How do fabricated responses affect the measured population?
One consideration in enumerating the TCP alive population of any given protocol are network tarpits: IPs masquerading as fake hosts, responding positively with a TCP SYN-ACK to all TCP SYN probes. We discovered 1.9M TCP alive IPs that oddly appear in all five TCP scans. To confirm that these are tarpits, we scanned these IPs on a random high port six days after the original scan—89% responded positively, strengthening our belief that these are tarpits. If, as is common practice, transport alive IPs are taken as a proxy for the service population (e.g., IPs that respond to TCP SYN probe on port 80 with SYN-ACK represent Web servers), then the 1.9M tarpit IPs inflate HTTP, HTTPS, and CWMP footprints by 3–4% of their original size, SSH by 10% and Telnet as high as 23%. To mitigate bias due to tarpits in studies conducting transport-layer measurements from which to make application-layer inferences, simultaneously probing a high random port number for liveness can aid in identifying such instances.
What fraction of the host population that responds to a certain probe/protocol can also be captured when probed for different protocols?
The figure above shows the conditional probabilities for activity (which includes both positive and negative responses) of our probed TCP- and UDP-based protocols. For ICMP, we considered network-layer aliveness (i.e., IPs that respond with ICMP EchoReply). The bottom-most row shows that a significant fraction of transport active hosts (26% on average for TCP services and 12% for UDP) cannot be discovered via ICMP. This is an important consideration, given that it is common practice to use the subset of ICMP-alive IP addresses for further scans, e.g., to measure service availability. The TCP and UDP blocks indicate varying degrees of correlation in filtering behaviour across services, when seen pair-wise. Some protocols are highly-correlated: for example, a Telnet-active host is very likely to elicit a response from both SSH and HTTPS. This suggests that the same seed set of IP addresses can be potentially used to bootstrap multiple highly-correlated target populations to reduce scan traffic.
Summary
Internet-wide scanning depends on a notion of liveness: does a target IP address respond to a probe packet? However, the interpretation of such responses, or lack of them, is nuanced and depends on multiple factors, including: how we probed, how different protocols in the network stack interact, the presence of filtering policies near the target, and temporal churn in IP responsiveness. Although often neglected, these factors can significantly affect the results of active measurement studies. In our recent ACM SIGCOMM CCR paper Scanning the Internet for Liveness, we presented a systematic analysis of liveness and how it manifests in active scanning campaigns, yielding practical insights and methodological improvements for the design and the execution of active Internet measurement studies.
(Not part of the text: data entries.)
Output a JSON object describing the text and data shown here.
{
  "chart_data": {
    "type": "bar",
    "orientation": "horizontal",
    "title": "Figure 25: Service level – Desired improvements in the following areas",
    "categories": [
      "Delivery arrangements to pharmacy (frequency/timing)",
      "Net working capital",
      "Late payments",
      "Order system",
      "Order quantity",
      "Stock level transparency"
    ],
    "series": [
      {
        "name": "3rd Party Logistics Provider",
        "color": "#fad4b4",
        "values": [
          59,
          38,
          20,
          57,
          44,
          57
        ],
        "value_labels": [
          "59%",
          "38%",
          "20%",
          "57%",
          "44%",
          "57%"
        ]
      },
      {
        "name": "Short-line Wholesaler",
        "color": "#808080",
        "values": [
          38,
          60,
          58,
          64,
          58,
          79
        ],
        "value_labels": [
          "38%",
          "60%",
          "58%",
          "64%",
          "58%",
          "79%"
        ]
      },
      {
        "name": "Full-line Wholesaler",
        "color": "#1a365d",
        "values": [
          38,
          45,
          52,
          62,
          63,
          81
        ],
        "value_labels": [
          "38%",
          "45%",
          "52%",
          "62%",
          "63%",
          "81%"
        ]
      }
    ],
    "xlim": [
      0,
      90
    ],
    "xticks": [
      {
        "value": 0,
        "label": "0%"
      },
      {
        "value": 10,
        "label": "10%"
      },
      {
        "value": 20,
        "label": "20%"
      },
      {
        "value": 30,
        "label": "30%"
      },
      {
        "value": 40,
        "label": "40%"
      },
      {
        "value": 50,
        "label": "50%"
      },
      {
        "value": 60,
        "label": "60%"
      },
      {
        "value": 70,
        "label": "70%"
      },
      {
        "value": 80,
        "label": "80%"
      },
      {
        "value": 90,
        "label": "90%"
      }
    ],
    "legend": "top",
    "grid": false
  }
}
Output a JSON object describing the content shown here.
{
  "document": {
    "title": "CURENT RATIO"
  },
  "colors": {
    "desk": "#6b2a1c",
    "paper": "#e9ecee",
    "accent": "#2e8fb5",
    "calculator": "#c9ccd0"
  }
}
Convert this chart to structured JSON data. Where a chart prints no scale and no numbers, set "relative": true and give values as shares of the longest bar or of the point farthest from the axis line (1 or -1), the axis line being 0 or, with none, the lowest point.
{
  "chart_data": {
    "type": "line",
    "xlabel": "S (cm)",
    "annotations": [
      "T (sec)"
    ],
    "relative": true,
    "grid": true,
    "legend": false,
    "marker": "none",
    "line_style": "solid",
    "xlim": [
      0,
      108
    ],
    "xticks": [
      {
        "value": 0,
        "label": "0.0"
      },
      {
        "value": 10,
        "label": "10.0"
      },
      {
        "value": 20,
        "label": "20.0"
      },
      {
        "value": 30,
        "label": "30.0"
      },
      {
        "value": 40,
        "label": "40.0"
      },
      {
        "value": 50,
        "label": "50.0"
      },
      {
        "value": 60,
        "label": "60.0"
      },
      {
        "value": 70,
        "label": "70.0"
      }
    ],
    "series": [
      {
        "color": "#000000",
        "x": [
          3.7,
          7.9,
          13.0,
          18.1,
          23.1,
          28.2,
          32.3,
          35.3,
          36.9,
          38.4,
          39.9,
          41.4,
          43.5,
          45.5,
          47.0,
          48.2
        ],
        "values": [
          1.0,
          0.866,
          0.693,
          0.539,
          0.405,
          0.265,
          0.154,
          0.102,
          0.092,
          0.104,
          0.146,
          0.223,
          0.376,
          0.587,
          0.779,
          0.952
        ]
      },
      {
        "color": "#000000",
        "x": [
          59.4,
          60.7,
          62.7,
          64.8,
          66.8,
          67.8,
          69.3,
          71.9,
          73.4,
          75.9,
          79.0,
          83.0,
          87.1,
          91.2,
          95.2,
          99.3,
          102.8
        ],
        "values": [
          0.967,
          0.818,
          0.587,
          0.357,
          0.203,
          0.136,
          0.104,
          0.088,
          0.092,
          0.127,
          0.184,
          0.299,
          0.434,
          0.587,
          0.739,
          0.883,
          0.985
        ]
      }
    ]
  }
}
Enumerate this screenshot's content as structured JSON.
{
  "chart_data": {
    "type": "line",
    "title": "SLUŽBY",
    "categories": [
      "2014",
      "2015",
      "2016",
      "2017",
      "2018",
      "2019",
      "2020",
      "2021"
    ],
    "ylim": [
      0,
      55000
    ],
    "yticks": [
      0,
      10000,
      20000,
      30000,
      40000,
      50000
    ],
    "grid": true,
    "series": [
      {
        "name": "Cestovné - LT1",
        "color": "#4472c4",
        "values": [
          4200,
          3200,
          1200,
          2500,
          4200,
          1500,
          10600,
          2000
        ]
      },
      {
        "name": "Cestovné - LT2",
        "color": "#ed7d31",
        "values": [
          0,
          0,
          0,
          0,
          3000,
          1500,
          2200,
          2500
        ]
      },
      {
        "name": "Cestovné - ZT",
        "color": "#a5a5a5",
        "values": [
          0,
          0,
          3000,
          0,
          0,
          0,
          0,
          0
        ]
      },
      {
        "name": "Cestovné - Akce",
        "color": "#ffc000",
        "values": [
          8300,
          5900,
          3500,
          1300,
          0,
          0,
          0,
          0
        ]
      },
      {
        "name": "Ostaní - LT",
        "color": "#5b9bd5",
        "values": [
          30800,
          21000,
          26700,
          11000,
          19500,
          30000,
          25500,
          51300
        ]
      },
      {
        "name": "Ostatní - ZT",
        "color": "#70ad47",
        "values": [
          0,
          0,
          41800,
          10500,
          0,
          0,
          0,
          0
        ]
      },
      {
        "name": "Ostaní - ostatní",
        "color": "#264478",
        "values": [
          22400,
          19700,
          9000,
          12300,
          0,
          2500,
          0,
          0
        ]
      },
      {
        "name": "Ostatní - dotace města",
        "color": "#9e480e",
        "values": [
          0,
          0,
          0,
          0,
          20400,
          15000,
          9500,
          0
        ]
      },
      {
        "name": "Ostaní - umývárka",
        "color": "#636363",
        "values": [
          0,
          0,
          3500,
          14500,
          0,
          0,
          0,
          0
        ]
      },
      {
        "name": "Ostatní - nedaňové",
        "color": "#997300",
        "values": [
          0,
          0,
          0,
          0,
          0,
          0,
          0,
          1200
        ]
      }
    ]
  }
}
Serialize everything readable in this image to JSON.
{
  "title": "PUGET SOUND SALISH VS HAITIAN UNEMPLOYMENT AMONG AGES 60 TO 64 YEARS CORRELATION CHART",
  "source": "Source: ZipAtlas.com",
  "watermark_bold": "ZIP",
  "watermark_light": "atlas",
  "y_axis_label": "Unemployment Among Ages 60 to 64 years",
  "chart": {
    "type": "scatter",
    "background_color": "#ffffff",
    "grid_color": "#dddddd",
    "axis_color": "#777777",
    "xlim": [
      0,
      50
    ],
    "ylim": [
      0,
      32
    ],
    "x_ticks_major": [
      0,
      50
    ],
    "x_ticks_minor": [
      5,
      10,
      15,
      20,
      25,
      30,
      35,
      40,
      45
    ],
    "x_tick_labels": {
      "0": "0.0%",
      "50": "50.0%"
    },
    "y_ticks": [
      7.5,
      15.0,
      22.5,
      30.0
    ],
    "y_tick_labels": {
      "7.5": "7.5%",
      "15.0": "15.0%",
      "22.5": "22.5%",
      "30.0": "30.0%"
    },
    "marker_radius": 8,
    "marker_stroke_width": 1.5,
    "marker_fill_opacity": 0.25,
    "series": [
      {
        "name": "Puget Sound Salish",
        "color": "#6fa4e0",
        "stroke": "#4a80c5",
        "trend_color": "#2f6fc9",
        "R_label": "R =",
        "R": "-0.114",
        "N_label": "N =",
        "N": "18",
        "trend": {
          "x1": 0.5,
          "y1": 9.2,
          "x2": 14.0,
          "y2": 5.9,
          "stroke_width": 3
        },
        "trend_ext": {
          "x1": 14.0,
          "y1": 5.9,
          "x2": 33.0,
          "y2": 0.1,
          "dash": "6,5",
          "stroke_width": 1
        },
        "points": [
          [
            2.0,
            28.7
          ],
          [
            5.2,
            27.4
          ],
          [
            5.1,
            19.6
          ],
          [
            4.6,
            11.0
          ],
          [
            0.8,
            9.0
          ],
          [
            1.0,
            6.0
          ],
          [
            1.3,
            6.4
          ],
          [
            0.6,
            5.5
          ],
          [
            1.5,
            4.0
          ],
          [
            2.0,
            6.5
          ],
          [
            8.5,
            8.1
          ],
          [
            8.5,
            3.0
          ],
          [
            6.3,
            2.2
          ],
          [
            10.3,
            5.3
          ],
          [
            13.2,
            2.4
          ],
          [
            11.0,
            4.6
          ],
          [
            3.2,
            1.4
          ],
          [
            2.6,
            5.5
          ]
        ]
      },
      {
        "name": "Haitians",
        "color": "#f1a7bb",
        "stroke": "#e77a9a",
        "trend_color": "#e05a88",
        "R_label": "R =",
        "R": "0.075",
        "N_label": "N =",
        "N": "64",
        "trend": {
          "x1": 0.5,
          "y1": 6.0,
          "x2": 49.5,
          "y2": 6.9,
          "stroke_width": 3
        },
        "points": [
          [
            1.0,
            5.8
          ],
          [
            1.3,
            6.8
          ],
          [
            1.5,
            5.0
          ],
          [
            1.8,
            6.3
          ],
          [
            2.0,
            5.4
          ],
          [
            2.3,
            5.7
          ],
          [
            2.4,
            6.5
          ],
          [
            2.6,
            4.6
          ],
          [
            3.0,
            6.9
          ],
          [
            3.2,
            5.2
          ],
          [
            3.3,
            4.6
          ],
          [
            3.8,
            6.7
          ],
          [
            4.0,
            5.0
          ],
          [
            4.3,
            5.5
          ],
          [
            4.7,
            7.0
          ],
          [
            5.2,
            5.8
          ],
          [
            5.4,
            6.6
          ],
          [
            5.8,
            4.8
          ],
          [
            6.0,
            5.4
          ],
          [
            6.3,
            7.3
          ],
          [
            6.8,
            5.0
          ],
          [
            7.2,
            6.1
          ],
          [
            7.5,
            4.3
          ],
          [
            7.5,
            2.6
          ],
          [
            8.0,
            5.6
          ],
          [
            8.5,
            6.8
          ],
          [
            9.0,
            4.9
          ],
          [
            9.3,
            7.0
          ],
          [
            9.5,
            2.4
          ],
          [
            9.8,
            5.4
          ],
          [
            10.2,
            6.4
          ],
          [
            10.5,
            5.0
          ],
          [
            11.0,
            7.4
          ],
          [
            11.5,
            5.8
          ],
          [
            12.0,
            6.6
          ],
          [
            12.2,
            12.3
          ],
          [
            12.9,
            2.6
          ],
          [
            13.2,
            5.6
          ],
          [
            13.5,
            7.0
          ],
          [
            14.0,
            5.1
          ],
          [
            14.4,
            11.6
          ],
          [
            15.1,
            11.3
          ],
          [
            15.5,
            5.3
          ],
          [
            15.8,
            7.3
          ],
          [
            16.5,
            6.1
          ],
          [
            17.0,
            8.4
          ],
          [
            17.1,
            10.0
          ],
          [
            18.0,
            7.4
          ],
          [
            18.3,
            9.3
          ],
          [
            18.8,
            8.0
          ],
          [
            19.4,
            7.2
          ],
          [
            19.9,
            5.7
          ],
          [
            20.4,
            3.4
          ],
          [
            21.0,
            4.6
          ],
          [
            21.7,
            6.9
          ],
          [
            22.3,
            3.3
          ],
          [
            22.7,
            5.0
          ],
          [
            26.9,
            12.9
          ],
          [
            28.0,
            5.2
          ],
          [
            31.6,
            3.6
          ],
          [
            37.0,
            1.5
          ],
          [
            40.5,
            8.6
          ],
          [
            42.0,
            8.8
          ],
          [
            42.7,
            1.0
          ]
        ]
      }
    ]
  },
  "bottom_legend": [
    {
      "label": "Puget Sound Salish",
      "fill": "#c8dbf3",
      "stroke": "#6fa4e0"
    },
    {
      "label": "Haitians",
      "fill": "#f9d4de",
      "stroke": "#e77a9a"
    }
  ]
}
We released the code and data of this work as open source to allow for reproducibility of the results, and to enable further research.
Going forward, we are keen to deepen our understanding of active scanning in multiple dimensions, looking at: (1) liveness at the application layer, (2) how liveness varies over time and IP space, and (3) the multivariate probability distributions of transport layer liveness, and exploring using existing results and their correlations to reduce scan traffic.